The canal is part of the St. Lawrence Seaway, linking Lake Erie and Lake Ontario with a system of eight locks and enabling ships to bypass Niagara Falls. Another portion of the Seaway extends from Lake Ontario to Montreal.
The stubborn Great Lakes ice is having an impact beyond the Equinox’s schedule. The Lake Ontario-Montreal segment of the Seaway delayed its opening until Monday. Port Colborne, Ont., west of Crystal Beach, postponed its “top hat” ceremony, to honor the first downbound vessel, until next week. Even the ice boom on Lake Erie is staying put later than planned.

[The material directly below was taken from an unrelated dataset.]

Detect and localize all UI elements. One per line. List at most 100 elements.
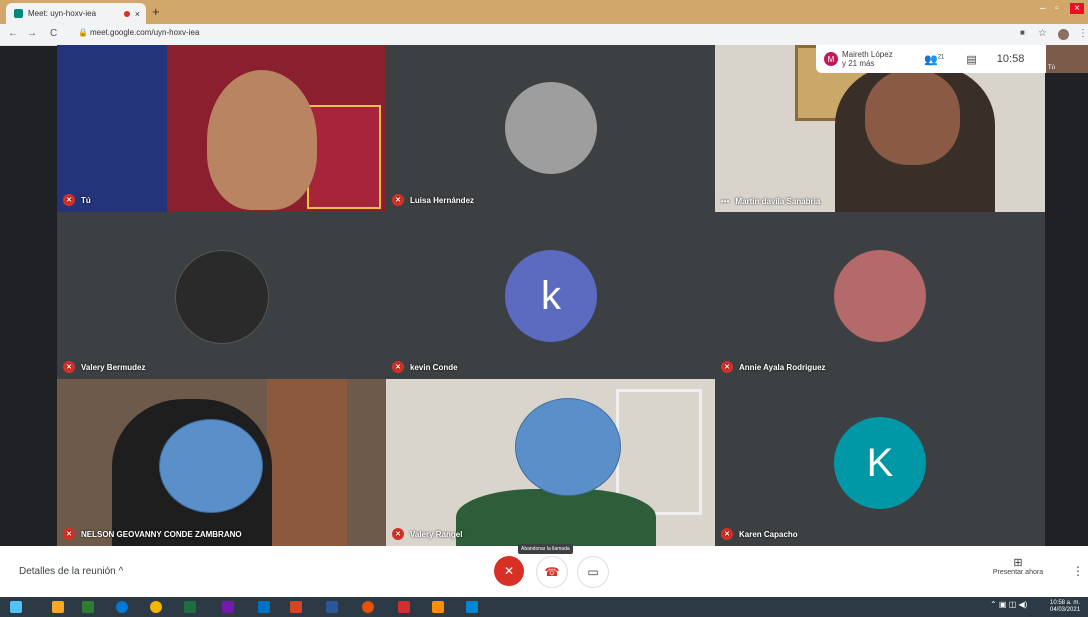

Despite the icy start to the season, the St. Lawrence Seaway Management Corp.’s president and chief executive officer, Terence Bowles, forecast more than 38 million metric tons of cargo will be shipped on the Seaway this year, which would be up from 37 million in 2013. The 2012 total was 38.9 million.
The corporation is investing $395 million between now and 2018 to revitalize the Seaway’s locks and structures. Its U.S.-based counterpart, the Saint Lawrence Seaway Development Corp., is investing $92 million over a similar time frame. The two organizations say the investments will rebuild the lock infrastructure and introduce technologies that will make the Seaway safer, more efficient and more reliable.
The Equinox represents the first of eight new vessels joining Algoma’s fleet. Algoma is spending $300 million (Canadian) on six Chinese-made ships, including the Equinox. The two other vessels are being built for CWB Inc. and will be operated and managed by Algoma.